Great timing, I did a LOG10 just last week. Will update with the inline version. Thank you!

#6 by ben w on August 28th, 2012 ·

nice one Jackson, given that most the numbers in your test will be caught in the first if it would be interesting to see what would happen if the conditional statement was reversed? Might not make any difference at all but I would guess you would see a small slow down if you compared against less than 10 first then less than 100 etc… in that order… if nothing else it should highlight efficiency of early outing in ifs :)

b

#7 by jackson on August 28th, 2012 ·

You’re definitely right about this: the order of the nested ternary operator for the inline version should be tuned to the expected inputs. In this case, it’s tuned backwards as the inputs are mostly on the low side. As you can see from Conditionals Performance Revisited, this could be having a big effect on the overall performance. So, consider the above results a worst-case scenario for the inline version.

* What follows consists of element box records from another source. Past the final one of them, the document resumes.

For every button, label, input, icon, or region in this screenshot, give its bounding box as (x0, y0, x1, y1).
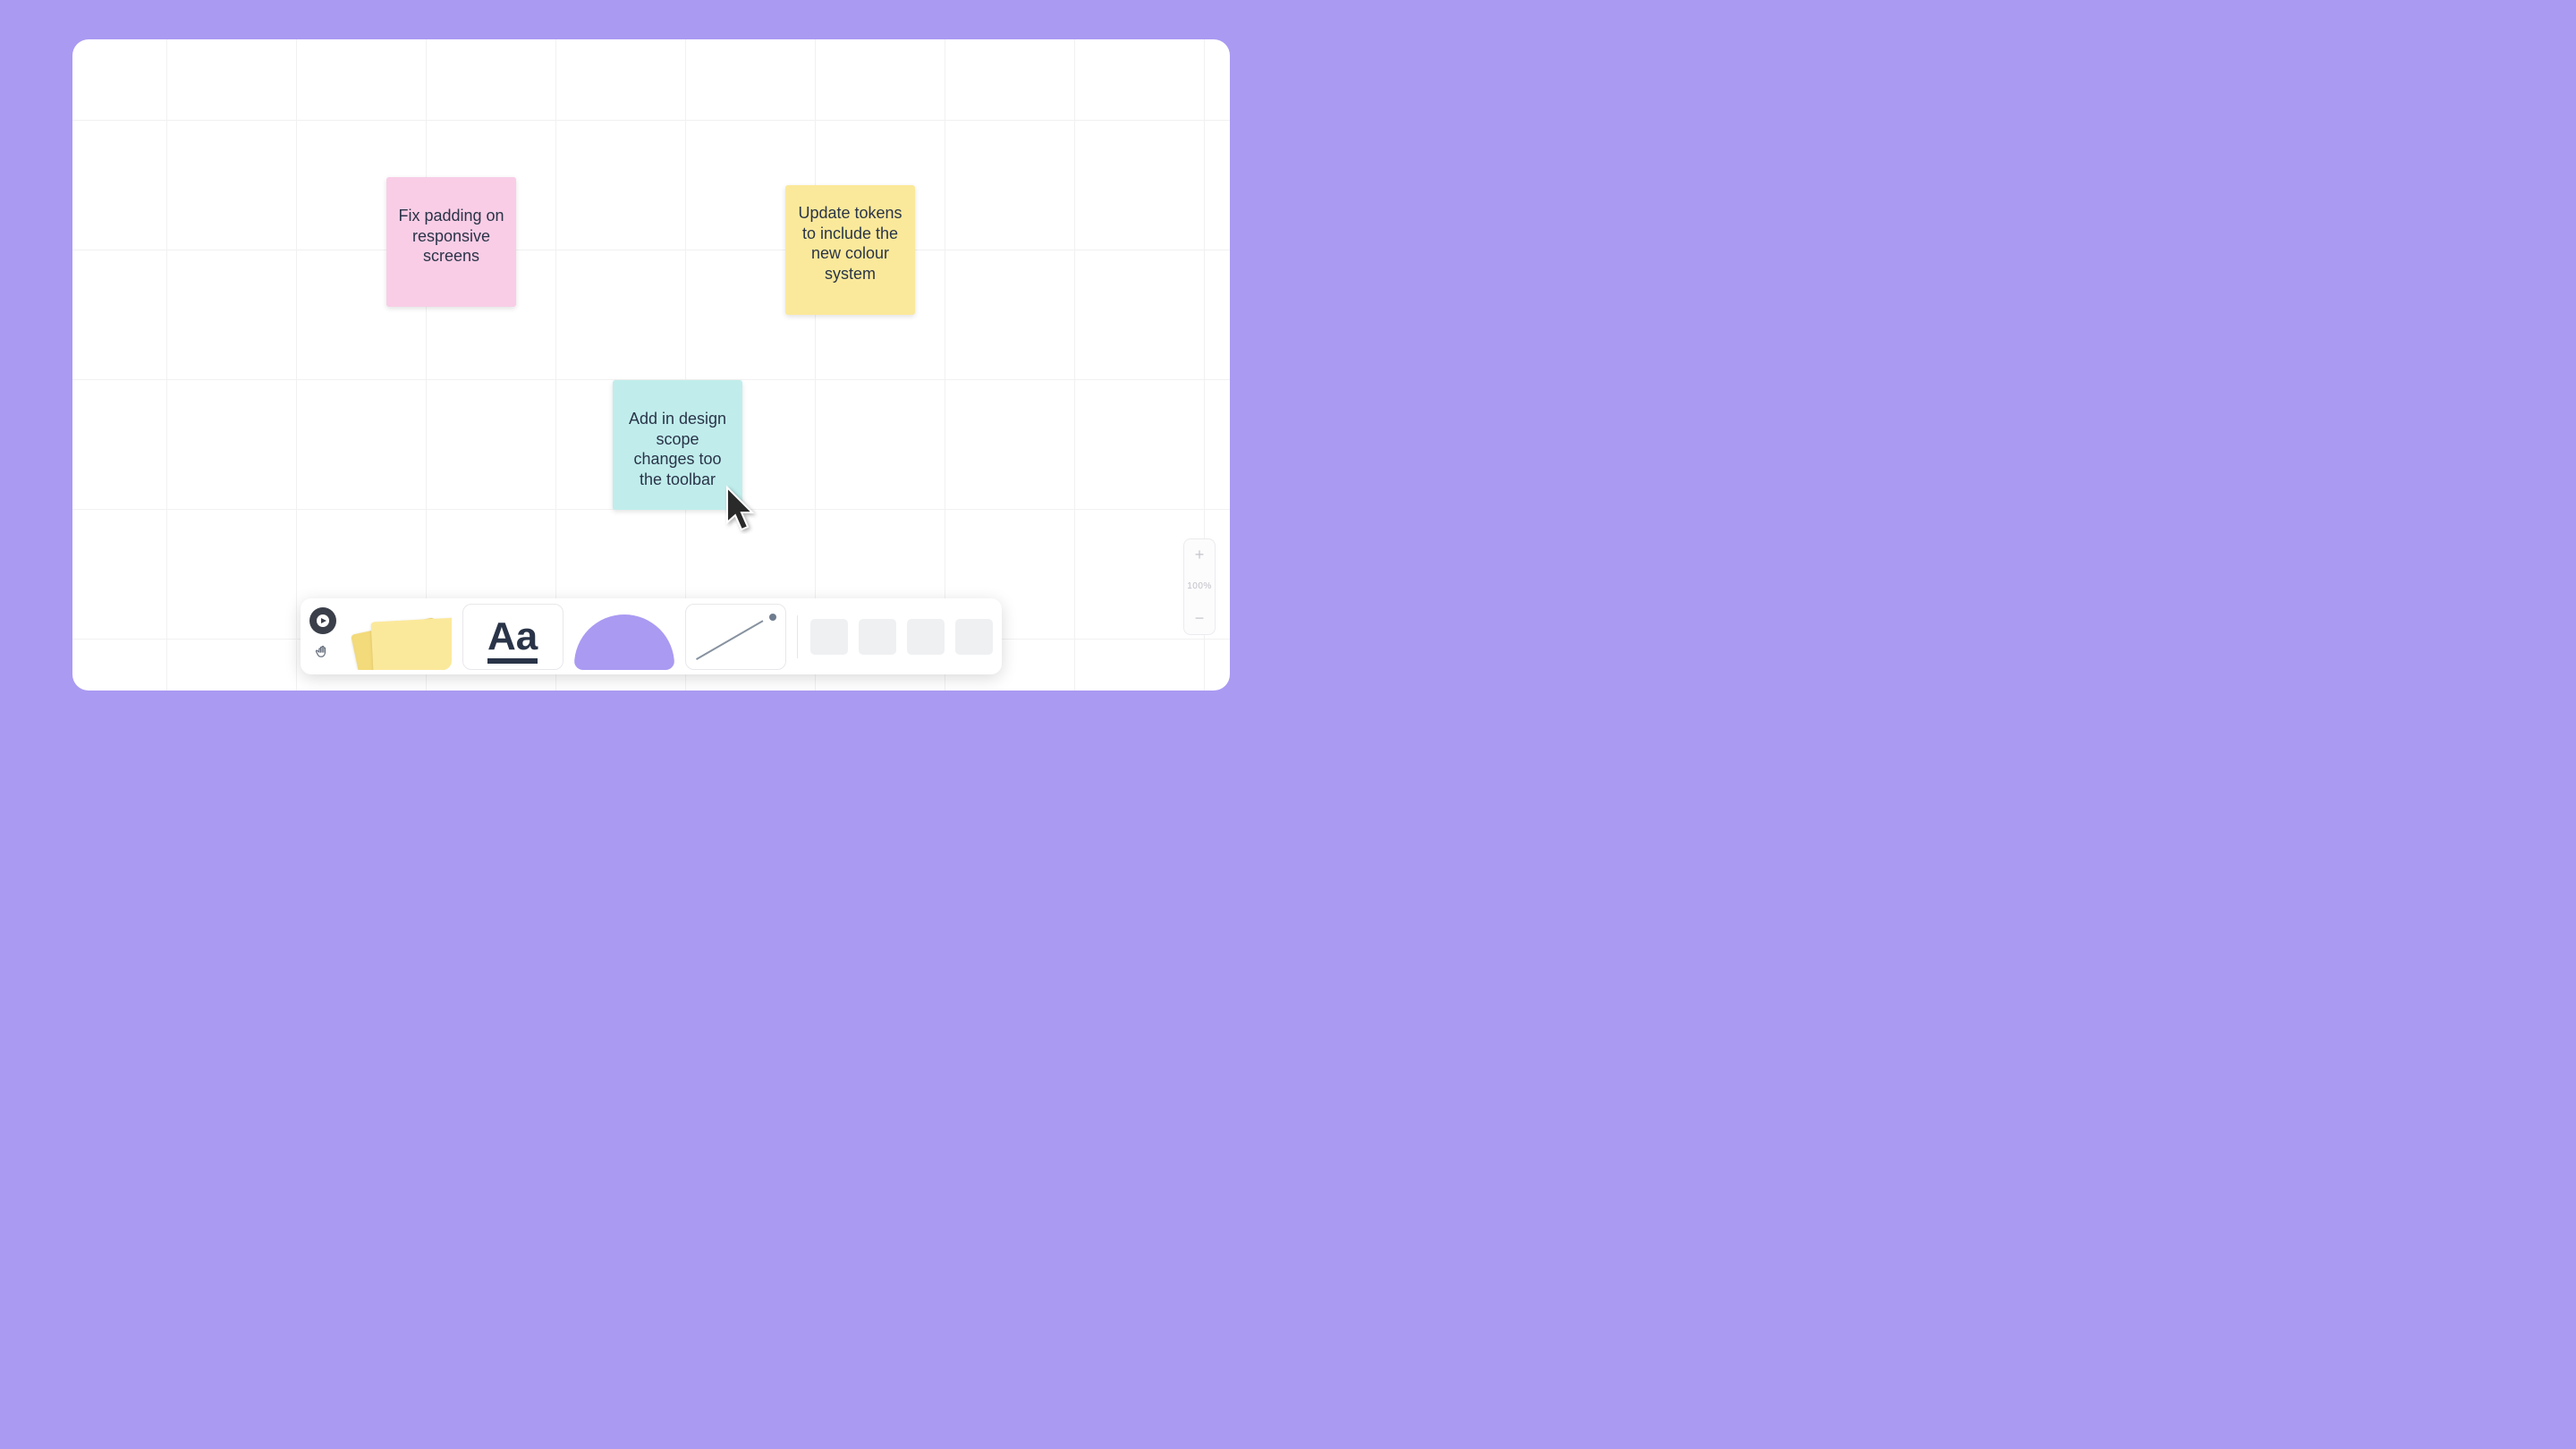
line-tool[interactable] (685, 604, 786, 670)
sticky-stack-icon (359, 616, 444, 670)
zoom-level-display[interactable]: 100% (1184, 571, 1215, 602)
circle-shape-icon (574, 614, 674, 670)
zoom-level-text: 100% (1187, 581, 1212, 591)
zoom-out-button[interactable]: − (1184, 603, 1215, 634)
toolbar-divider (797, 615, 798, 658)
sticky-note-text: Fix padding on responsive screens (397, 206, 505, 267)
toolbar-mode-group (309, 607, 340, 666)
line-tool-icon (686, 605, 785, 669)
plus-icon: + (1195, 546, 1205, 564)
toolbar-extra-tool[interactable] (810, 619, 848, 655)
zoom-control: + 100% − (1183, 538, 1216, 635)
toolbar-extra-tool[interactable] (859, 619, 896, 655)
hand-icon (314, 644, 332, 662)
text-tool[interactable]: Aa (462, 604, 564, 670)
sticky-note-text: Add in design scope changes too the tool… (623, 409, 732, 489)
toolbar-extra-tool[interactable] (955, 619, 993, 655)
shape-tool[interactable] (574, 604, 675, 670)
sticky-note-cyan[interactable]: Add in design scope changes too the tool… (613, 380, 742, 510)
sticky-note-tool[interactable] (351, 604, 452, 670)
sticky-note-yellow[interactable]: Update tokens to include the new colour … (785, 185, 915, 315)
hand-mode-button[interactable] (309, 640, 336, 666)
play-icon (317, 614, 329, 627)
toolbar: Aa (301, 598, 1002, 674)
whiteboard-canvas[interactable]: Fix padding on responsive screens Update… (72, 39, 1230, 691)
sticky-note-pink[interactable]: Fix padding on responsive screens (386, 177, 516, 307)
minus-icon: − (1195, 609, 1205, 628)
canvas-grid (72, 39, 1230, 691)
text-tool-icon: Aa (487, 617, 538, 664)
toolbar-extra-tools (809, 619, 993, 655)
play-mode-button[interactable] (309, 607, 336, 634)
zoom-in-button[interactable]: + (1184, 539, 1215, 571)
toolbar-extra-tool[interactable] (907, 619, 945, 655)
sticky-note-text: Update tokens to include the new colour … (796, 203, 904, 284)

#8 by Volgogradetzzz on August 28th, 2012 ·

Why you divide by LOG_10 constant?? You know that multiplication is faster!

#9 by jackson on August 28th, 2012 ·

That is a good point! It will make the “one divide” approach a little faster, but certainly not enough to topple the 5x boost that the inline version gives you.

#10 by Gabor on September 1st, 2012 ·

That’s for demonstration… Common practice, even more, some people wouldn’t even get that far as to use a constant to divide the number with.